Tweeter n'a pas encore remplacé la démocratie au sein des organismes institutionnels. Le 26 janvier, Christian Estrosi, président LR de la région PACA, avait posté un tweet dans lequel il s'auto-désignait vice-président en charge de la commission Infrastructures et Transports de l'ARF. Mais sa démarche audacieuse n'a pas été validée par l'instance qui représente les conseils régionaux.

L'ARF a procédé, le 25 février 2016, à l'élection de l'ensemble de ses présidents de commission. A la tête des Transports, c'est finalement un élu socialiste, Michel  Neugnot, qui a été désigné par les autres élus régionaux. Il succède à ce poste à Jacques Auxiette, l'ex-président PS des Pays de la Loire.

Michel Neugnot est le premier vice-président de la nouvelle région Bourgogne-Franche-Comté en charge des finances, des ressources humaines, des transports, des déplacements et des intermodalités.

Un dosage politique subtil

Pour le seconder à cette commission qui va gérer la question du TER et des infrastructures mais aussi l'important dossier des lignes d'autocars, l'ARF a élu deux vice-présidents : il s'agit de Stéphane Beaudet, troisième vice-président de la région Île-de-France en charge des Transports et vice président du Stif,  et de Philppe Tabarot, onzième vice-président de la région Provence-Alpes-Côte d'Azur (PACA) en charge des Transports.

Cette composition reflète un subtil équilibre entre la gauche et la droite, d'une part ; entre l'Île-de-France et la province, d'autre part.

Le choix d'une ligne consensuelle

Alors que la droite est devenue majoritaire aux élections de 2015 en prenant les commandes de sept régions contre cinq pour la gauche, certains attendaient un grand soir à l'ARF avec un vice-président Transports qui porterait clairement la revendication d'une libéralisation du TER.

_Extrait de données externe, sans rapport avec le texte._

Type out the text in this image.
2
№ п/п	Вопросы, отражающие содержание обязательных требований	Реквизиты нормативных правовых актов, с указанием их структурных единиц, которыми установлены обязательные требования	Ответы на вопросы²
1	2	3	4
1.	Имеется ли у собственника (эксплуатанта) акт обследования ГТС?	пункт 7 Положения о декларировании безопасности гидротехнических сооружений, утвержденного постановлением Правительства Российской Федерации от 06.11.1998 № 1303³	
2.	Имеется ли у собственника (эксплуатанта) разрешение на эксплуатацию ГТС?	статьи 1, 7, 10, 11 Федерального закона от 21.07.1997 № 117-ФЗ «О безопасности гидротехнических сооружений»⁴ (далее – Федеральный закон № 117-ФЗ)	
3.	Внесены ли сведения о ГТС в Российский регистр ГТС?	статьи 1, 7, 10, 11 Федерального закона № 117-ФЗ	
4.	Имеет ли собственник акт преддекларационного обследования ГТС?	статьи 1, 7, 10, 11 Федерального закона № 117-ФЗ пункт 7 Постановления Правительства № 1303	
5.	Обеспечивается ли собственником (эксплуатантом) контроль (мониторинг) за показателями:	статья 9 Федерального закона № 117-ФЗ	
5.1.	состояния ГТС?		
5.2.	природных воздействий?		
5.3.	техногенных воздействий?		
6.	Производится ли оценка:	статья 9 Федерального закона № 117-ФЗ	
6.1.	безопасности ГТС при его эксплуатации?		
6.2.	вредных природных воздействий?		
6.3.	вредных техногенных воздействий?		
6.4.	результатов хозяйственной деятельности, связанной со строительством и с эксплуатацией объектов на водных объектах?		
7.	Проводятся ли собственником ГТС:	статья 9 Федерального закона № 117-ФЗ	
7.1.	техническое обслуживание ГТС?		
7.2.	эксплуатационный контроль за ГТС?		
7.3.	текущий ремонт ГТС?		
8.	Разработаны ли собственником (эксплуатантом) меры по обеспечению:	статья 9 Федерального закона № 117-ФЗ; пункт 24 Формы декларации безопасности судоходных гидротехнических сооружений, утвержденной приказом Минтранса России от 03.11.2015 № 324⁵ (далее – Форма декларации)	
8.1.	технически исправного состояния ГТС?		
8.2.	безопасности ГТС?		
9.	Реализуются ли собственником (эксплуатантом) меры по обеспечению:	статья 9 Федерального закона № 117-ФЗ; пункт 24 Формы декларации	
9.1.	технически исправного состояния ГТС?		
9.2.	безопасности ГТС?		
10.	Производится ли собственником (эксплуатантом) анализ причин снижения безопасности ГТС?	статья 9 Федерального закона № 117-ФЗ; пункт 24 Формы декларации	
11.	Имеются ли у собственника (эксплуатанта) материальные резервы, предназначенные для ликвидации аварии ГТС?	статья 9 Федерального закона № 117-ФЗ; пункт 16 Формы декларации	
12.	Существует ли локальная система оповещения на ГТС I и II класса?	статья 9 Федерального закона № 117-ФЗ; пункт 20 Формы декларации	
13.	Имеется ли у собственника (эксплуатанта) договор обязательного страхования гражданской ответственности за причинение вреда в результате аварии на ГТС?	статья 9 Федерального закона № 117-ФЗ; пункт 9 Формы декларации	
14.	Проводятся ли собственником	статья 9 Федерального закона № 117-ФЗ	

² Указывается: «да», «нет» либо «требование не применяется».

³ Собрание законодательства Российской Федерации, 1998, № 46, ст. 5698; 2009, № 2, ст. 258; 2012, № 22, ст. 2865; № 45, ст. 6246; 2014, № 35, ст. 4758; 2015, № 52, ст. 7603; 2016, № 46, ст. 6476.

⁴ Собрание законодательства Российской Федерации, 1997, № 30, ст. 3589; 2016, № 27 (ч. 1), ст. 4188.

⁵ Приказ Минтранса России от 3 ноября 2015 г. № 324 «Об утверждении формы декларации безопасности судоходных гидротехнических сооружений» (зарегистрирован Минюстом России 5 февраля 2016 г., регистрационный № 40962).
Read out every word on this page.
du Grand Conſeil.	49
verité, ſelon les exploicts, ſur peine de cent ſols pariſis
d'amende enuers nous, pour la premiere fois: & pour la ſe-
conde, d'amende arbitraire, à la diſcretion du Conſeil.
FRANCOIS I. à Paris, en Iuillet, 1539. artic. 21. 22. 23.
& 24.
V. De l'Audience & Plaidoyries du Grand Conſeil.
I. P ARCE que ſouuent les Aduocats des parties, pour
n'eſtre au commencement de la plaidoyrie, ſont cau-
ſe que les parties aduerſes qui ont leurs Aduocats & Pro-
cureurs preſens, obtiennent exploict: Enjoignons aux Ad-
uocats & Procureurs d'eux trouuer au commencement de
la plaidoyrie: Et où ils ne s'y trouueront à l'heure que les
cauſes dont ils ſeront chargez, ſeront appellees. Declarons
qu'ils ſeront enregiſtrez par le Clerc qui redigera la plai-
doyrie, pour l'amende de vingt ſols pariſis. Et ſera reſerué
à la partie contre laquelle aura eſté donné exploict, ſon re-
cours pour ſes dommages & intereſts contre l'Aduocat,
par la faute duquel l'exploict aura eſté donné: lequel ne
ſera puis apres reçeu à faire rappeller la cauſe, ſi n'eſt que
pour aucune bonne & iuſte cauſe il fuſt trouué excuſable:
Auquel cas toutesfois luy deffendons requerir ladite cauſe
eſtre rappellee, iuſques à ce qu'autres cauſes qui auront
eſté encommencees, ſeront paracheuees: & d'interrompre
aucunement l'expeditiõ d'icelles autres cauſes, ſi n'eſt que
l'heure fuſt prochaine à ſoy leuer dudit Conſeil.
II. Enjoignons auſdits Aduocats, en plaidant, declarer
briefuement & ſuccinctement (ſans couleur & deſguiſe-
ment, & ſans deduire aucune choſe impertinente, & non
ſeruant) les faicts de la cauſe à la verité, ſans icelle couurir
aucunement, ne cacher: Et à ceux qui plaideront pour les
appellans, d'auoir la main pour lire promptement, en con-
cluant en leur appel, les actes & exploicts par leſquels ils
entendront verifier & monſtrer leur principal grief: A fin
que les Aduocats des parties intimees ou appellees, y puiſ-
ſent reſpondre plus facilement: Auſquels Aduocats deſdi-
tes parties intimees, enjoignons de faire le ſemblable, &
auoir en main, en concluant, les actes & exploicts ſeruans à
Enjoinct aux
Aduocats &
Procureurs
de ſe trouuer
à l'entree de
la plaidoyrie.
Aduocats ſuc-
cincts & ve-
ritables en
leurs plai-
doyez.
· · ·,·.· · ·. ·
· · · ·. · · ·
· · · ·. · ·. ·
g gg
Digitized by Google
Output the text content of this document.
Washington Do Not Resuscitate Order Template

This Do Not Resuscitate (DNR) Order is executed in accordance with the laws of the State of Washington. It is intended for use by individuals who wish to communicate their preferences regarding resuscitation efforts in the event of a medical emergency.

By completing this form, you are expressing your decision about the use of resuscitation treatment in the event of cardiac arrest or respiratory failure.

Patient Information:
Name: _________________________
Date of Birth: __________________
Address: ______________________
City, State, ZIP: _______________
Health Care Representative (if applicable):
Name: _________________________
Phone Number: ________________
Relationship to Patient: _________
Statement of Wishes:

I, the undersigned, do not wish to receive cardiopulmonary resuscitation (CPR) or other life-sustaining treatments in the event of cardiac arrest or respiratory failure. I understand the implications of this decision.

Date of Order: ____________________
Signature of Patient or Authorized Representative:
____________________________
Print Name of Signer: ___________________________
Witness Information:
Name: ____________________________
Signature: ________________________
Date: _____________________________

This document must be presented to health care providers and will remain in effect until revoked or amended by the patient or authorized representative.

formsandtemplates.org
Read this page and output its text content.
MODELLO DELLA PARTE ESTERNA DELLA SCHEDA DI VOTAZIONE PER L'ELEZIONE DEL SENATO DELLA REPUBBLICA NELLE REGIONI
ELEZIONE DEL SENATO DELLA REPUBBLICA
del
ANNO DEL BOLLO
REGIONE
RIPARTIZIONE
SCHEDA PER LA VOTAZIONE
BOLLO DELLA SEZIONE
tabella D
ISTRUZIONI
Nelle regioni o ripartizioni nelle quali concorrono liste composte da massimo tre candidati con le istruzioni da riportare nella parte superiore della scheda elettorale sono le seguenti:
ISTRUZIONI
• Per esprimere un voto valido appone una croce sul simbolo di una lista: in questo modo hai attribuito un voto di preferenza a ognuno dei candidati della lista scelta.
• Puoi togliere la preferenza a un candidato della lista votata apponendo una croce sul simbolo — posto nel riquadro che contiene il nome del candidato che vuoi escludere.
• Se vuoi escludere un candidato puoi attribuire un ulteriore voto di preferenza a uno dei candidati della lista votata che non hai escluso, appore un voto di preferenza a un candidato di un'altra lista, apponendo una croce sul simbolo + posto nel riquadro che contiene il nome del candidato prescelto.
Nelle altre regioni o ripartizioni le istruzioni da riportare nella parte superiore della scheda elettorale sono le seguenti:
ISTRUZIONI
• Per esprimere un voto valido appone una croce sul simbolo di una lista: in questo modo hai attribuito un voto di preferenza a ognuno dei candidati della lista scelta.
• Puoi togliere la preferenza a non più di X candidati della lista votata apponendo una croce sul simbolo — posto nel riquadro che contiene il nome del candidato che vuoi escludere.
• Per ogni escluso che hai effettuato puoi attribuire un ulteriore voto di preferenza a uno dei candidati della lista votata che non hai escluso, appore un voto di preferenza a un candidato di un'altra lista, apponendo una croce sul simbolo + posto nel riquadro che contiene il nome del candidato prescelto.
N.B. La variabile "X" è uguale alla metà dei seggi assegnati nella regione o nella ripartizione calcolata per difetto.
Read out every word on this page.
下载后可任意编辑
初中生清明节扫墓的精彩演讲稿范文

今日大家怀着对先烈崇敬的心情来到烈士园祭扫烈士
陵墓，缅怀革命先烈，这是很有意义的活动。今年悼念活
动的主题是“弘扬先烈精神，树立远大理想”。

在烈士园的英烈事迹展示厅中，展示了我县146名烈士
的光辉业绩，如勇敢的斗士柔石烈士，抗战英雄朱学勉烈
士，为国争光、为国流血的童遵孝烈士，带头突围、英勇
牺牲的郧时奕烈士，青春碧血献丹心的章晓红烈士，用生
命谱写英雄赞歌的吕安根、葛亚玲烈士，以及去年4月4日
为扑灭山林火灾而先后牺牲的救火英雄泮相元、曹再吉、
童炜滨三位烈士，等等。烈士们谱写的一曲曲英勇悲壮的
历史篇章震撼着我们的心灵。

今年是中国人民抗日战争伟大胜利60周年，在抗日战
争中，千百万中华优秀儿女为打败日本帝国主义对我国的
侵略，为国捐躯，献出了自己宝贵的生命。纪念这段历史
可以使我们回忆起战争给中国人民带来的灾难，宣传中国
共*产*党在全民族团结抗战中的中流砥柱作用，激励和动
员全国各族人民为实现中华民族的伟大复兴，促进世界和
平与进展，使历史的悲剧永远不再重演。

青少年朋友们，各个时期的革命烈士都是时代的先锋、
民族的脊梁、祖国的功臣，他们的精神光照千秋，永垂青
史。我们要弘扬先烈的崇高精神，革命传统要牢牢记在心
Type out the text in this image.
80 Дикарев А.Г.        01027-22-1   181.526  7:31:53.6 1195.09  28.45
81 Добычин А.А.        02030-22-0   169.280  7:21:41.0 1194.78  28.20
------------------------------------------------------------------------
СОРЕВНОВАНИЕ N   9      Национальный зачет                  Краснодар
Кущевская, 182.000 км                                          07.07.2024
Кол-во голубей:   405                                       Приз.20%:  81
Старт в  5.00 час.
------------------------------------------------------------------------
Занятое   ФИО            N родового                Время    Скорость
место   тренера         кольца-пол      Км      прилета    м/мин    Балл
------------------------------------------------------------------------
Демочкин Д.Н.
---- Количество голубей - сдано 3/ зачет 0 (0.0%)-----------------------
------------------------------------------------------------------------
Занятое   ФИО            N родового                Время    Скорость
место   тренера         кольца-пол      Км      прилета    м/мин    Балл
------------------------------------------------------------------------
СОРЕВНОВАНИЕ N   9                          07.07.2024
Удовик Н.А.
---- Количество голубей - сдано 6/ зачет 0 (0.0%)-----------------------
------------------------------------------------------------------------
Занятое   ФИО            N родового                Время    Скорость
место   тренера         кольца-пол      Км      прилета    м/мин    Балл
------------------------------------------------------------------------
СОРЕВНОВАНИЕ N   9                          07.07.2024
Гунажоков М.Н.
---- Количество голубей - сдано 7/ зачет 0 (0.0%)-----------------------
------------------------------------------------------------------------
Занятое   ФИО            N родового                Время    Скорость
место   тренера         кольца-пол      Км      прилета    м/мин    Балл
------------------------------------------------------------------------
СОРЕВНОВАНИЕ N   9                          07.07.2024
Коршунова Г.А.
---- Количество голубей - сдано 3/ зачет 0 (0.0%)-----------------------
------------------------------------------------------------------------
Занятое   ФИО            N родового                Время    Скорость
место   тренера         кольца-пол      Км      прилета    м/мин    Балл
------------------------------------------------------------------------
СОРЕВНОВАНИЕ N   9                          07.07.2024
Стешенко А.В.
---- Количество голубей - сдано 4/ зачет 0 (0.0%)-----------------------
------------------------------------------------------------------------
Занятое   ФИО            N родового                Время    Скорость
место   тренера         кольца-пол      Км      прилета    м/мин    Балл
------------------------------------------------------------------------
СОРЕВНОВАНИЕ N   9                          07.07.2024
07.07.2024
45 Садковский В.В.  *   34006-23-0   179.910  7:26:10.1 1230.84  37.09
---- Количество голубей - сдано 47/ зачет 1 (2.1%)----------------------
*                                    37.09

Mais l'organisme présidé par le président LR de la région Alsace-Lorraine-Champagne-Ardennes, Philippe Richert, a préféré une ligne consensuelle avec comme tête de pont un élu qui représente le plus grand dénominateur commun entre élus de droite et de gauche. Ces dernières années, Philippe Neugnot, comme premier vice-président de l'ex-région Bourgogne s'est employé à pester contre la facture de la SNCF relative au TER et à demander d'avantage de transparence de la part de l'opérateur, mais sans porter le fer plus loin.

Monopole vs concurrence

Reste à savoir quelle sera dans les prochains mois la position élaborée par la nouvelle ARF et par le triumvirat gauche-droite qui anime la commission chargée de la mobilité. A l'évidence, l'affichage consiste, pour l'instant, à ne pas provoquer les syndicats de cheminots dans la période de fortes turbulences sociales qu'engendre la conclusion prochaine de la convention collective ferroviaire.

Rappelons que cette convention collective fixera un cadre social rendant possible l'organisation d'éventuelles DSP pour la gestion de lignes de TER.